This never works in real economy with real people. Even in Germany with very rigid address registration laws people invest in real estate like there's no tomorrow.
In other countries with lax address registration laws like Poland, real estate can be the only investment vehicle without capital gains tax. Yes, if you sell real estate in Poland after 5 years you pay zero capital gains tax and anyone can buy (please invest and make that mofo pop). Opposite to every other investment vehicle from bonds to shares to even currencies where the capital gains tax exists.
> the market for AI is 2.5 larger than all the food sold on this planet.
It just shows how much the automation has impacted agriculture and the food industry. Sure, there're rural farms that apply 200 yo technology. But e.g. the grain production and farming are incredibly efficient at scale. So, it's not that costly for as a humanity to feed 8 billion people (at a varying level, of course).

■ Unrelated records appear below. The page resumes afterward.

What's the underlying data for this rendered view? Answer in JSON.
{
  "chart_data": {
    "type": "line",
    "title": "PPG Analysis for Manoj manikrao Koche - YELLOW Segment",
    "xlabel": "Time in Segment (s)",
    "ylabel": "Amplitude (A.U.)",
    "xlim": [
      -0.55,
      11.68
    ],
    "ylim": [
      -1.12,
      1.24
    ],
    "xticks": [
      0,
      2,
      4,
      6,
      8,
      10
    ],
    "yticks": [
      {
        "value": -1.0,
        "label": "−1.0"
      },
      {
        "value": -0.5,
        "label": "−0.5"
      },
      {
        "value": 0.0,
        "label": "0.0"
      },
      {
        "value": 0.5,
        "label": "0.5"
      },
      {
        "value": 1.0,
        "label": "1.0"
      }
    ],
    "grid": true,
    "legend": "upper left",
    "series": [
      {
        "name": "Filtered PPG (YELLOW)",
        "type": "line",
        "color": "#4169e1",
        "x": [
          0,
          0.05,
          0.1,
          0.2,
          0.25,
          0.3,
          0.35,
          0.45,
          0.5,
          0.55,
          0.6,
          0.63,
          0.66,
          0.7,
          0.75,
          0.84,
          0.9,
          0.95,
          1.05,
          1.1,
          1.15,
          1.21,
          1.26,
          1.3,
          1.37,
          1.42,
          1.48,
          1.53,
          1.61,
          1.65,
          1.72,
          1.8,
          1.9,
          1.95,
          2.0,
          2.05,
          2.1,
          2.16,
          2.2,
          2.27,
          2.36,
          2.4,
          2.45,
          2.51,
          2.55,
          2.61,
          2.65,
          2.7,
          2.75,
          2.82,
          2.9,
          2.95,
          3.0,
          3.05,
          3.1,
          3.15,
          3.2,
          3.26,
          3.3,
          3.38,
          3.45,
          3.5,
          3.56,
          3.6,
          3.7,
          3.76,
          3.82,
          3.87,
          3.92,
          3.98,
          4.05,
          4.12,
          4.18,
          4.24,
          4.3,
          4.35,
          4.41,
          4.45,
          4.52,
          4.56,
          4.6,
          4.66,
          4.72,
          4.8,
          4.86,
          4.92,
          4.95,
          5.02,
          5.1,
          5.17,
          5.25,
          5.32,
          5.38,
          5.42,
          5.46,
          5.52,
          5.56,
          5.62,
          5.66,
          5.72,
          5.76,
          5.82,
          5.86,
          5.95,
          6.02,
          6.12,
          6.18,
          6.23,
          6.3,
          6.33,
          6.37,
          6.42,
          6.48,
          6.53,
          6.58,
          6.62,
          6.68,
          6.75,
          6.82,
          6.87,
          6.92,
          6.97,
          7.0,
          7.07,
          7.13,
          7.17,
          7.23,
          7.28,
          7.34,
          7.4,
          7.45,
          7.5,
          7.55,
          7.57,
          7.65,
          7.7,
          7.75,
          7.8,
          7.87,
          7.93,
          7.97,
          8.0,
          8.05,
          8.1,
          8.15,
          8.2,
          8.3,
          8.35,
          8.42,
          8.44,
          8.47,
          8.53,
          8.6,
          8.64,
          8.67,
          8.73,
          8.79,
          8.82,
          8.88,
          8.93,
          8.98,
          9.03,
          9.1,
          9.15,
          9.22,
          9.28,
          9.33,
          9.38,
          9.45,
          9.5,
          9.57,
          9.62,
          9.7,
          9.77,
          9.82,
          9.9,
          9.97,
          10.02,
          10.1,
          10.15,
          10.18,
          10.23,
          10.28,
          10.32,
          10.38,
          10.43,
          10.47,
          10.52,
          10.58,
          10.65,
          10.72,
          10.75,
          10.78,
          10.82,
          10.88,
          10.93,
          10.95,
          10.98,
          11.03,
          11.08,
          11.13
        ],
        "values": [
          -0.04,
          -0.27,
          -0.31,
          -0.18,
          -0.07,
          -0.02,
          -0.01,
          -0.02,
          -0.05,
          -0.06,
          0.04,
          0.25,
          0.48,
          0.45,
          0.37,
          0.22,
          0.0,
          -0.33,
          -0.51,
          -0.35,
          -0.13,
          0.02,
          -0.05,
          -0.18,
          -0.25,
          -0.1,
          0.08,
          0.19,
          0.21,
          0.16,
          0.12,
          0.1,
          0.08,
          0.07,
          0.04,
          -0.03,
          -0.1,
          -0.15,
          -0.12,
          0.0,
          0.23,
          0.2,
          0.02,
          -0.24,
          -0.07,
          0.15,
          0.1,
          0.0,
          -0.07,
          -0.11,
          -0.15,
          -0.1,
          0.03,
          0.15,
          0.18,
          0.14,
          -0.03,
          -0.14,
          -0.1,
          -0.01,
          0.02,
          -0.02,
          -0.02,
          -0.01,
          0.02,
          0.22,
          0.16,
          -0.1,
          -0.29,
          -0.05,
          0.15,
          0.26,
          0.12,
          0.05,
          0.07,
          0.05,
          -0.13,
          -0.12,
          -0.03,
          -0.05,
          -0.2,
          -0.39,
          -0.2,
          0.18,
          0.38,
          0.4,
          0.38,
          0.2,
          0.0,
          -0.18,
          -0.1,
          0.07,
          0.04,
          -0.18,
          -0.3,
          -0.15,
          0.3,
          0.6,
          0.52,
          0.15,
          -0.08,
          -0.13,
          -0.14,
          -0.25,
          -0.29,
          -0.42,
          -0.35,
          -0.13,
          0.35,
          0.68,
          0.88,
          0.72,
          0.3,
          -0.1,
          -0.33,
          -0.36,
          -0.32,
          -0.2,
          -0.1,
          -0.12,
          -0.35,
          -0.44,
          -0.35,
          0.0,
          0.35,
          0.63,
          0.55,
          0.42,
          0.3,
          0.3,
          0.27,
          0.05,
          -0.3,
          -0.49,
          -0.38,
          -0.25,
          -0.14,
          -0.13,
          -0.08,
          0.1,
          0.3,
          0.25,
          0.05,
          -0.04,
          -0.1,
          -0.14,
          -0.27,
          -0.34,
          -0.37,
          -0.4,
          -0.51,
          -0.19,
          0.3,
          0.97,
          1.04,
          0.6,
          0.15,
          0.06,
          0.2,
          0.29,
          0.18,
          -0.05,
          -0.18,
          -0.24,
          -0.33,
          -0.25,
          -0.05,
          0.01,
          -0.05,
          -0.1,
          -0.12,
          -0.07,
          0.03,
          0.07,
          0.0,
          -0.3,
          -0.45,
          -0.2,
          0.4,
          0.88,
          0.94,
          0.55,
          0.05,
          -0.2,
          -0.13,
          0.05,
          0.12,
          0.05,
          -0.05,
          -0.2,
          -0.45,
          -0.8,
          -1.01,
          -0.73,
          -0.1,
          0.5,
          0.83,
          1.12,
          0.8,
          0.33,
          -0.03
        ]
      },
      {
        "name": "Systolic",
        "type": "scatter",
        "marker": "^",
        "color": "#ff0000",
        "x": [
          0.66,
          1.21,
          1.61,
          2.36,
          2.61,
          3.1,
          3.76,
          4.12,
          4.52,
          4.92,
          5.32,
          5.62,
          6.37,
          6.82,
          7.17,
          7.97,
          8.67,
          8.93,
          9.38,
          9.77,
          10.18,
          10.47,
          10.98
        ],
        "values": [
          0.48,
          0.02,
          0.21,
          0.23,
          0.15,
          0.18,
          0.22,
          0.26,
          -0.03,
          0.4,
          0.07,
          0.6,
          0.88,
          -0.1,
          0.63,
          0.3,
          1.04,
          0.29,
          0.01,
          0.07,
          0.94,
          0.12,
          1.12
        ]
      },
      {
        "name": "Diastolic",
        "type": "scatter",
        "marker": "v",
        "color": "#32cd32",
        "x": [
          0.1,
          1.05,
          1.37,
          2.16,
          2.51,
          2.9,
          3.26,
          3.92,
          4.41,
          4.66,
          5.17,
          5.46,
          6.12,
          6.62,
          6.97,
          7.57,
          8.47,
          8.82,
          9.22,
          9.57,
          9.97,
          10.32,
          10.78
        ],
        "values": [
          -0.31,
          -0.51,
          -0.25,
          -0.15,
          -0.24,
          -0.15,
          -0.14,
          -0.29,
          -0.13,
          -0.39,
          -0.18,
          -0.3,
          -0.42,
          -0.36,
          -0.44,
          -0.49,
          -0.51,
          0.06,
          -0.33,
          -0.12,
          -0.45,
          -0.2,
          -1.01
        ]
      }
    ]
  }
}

Food is a solved problem. We can grow far more food than we need and we stop doing so simply because the low prices mean it's not economically viable.
In the places where famine remains a problem, it's due to political issues, not that we can't grow enough.
And growing all that food requires a tiny workforce compared to 400 years ago before the Agricultural Revolution. AI might extend such a massive reduction in labour requirements to many other industries.
> We can grow far more food than we need and we stop doing so simply because the low prices mean it's not economically viable.
Half. This depends on there being a reliable source of cheap fertiliser, which would be much more secure if not for the situations regarding Hormuz and Russia.
> We can grow far more food than we need and we stop doing so simply because the low prices mean it's not economically viable.
So, it's not a solved problem.
Last time I checked we have plenty of people in several parts of the world with difficulties to access the required level of food to be healthy.
Technologically yes, but this is a vast oversimplification.
You need lots of money to be able to buy the tech you need to do so. And you can't exactly earn that from not using the tech, since foreign (or even local) competition will slaughter you on prices. And if you do make it, you're stuck with a low-margin race to the bottom on price.
I don't think anyone is claiming AI and food have the same elasticity of demand, which is what this really talks to, but, after a claim the AI market is 26 trillion dollars... I wouldn't be surprised if someone did.
Ackshully, AI does have an upper bound in information theory, but since we're not anywhere close to writing data to the surface of a black hole I don't think it's a big issue yet.
We could remove 100% of world AI supply and humanity would not be worse off. It is still additive and in areas of generally indeterminate value except in hype.
Reasoning and RAG is amazing already and is a productivity gain but I'm yet to be convinced GenAI is anything but a slop machine.
You can't food maxx a trillion calories a day to generate a multi million dollar bill. You can token maxx it though.
I think the issue is the reality that most life is worth a lot less (in US Freedom units) than some software running doing absolutely nothing truly valuable for anyone.
> Could other public transit serve the same purpose?
Population density plays a big part. People think of Europe as a public transportation paradise, but a car makes your life easier outside Berlin, Paris, and other major cities. I live on the edge of Copenhagen and public transportation sucks the further you go from the downtown since the major city turn into a giant suburb really fast. Yes, people bike, but many do drive a car.
Eastern Europeans doing "medical tourism" is often powered by higher salaries in the West and lower living standards in the East. That's true not only for healthcare but for majority of services. You absolutely can get quality private care in the West - it's just much more expensive. The private care is also much less affordable for the locals in the East.
At least in Germany, you can opt out for private health insurance. I don't know if that's the case in the UK. There're also many private hospitals in Denmark. And in the latter, you have right to get treated in those if there're no public healthcare options available in reasonable time. But both Germany and Denmark suffer from the same issues as the UK, of course.
That is to say, private care is often available in the West. It just comes with a hefty price tag.